BARONESS Helen Liddell – former Scottish Secretary and former aide to Robert Maxwell – is used to taking on some of the trickier appointments in public life, but she has started her latest one with some tough talking. As chair of the group overseeing the response of the Catholic Church in Scotland to historic sex abuse, Baroness Liddell says there will be no box-ticking. Writing in The Herald, she also promises that, although a Catholic herself, she will be independent and fearless. A light will be shone into every corner of church procedure, she says.

Naturally, it is going to take time to judge whether the Independent Review Group under Baroness Liddell can be as effective she promises it will be, but in laying out an uncompromising manifesto, its first chair is off to a good start. The credibility of the Catholic Church in Scotland rests on it doing everything possible to ensure abuse does not happen again. Baroness Liddell is also right to say solace and support must be provided to survivors.

However, in taking on the job, Baroness Liddell also appears to acknowledge that the process so far has not always been handled as well as it could have been. Last month, Dr Andrew McLellan, chair of the commission which investigated abuse in the Church and recommended the establishment of the review group, said the process was not proceeding as it should. Dr McLellan and six other members of the commission said a lack of action by the bishops was in danger of confirming survivors’ fears that the recommendations for change would be ignored. It was a serious accusation from a respected figure.

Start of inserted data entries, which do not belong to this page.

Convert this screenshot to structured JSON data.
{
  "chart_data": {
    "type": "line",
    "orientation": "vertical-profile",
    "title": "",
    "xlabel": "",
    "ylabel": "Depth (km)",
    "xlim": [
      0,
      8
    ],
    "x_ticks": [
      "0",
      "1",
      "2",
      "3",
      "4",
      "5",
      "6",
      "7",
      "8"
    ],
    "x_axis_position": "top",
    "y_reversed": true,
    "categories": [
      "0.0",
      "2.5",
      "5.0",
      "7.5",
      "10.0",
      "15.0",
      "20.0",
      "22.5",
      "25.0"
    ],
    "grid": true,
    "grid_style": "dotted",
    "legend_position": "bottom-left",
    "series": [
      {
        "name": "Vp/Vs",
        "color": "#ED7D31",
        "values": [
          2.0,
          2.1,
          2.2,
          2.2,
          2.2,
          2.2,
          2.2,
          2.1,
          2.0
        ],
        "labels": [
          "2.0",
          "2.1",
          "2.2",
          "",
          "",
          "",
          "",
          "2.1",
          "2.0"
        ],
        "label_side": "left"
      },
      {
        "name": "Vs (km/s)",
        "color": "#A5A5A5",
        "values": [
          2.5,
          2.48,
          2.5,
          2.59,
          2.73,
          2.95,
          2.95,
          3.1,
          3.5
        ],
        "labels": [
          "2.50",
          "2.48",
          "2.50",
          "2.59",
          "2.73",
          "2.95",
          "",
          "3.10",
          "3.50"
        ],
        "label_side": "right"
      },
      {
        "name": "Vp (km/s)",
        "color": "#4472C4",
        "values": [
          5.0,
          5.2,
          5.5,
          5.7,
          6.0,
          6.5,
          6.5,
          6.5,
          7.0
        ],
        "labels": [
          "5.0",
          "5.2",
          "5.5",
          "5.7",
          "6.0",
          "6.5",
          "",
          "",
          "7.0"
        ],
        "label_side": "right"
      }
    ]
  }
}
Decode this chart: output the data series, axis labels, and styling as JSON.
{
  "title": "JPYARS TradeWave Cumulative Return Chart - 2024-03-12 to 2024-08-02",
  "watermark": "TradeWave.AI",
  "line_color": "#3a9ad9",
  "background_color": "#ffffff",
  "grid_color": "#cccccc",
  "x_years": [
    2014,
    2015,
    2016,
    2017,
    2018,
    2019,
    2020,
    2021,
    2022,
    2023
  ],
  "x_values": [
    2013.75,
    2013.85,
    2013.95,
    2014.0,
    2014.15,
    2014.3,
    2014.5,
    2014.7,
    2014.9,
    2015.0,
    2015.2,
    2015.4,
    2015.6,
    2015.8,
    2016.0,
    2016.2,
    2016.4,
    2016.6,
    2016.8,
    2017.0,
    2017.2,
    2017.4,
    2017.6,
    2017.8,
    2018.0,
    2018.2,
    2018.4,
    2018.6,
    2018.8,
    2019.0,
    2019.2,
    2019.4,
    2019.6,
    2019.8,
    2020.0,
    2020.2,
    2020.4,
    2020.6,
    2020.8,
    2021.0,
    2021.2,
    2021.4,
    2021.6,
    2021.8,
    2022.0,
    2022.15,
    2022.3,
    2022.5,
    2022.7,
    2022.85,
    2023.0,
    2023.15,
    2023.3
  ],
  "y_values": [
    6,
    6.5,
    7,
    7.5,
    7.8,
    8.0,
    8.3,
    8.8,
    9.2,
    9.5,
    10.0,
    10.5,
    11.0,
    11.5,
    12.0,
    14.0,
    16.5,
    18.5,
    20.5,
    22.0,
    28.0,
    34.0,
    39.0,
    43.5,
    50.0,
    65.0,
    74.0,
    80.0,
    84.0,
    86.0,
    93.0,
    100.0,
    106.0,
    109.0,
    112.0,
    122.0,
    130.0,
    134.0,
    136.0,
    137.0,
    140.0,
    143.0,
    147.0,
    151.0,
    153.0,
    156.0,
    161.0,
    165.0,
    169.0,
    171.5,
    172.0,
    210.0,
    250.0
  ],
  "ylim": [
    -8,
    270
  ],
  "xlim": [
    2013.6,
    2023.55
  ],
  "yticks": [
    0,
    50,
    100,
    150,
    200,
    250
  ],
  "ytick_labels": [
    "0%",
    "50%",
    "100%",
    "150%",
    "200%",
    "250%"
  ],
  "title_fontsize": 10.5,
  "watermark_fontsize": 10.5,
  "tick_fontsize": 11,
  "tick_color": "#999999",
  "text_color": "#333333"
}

At the time, the church’s response was robust to say the least. Dr McLellan had been given two years to write his recommendations, it said, and the church should be given the same time to implement them. It also said an implementation plan had been published and that a review group was being established. The members of the group were in the process of being confirmed, said the church, and their preferred candidate had already accepted the role of chair.

We know now that that candidate was Baroness Liddell and that she is committed to ensuring that the McLellan Report is implemented quickly and in full. However, she will also know that there are lessons to be learned from Dr McLellan’s frustration. His report does not appear to have been shelved or sidelined as feared, but the fact that Dr McLellan and some of his colleagues believed it had been demonstrated that the Catholic Church in Scotland still has an important lesson to learn about how it communicates.

One of Baroness Liddell’s most important jobs as chair of the review group will be to ensure that the Church learns that lesson and she seems to understand that. Once she gets started, she says, her aim will be to ensure that there is transparency in the work of the group, which is exactly the mission statement that is needed. The Catholic Church in Scotland is making progress on this difficult issue, but an important priority for it and the new Independent Review Group is to ensure that the progress is seen to be made too. Then the survivors of abuse can do what Baroness Liddell says they must: judge the review group by its actions.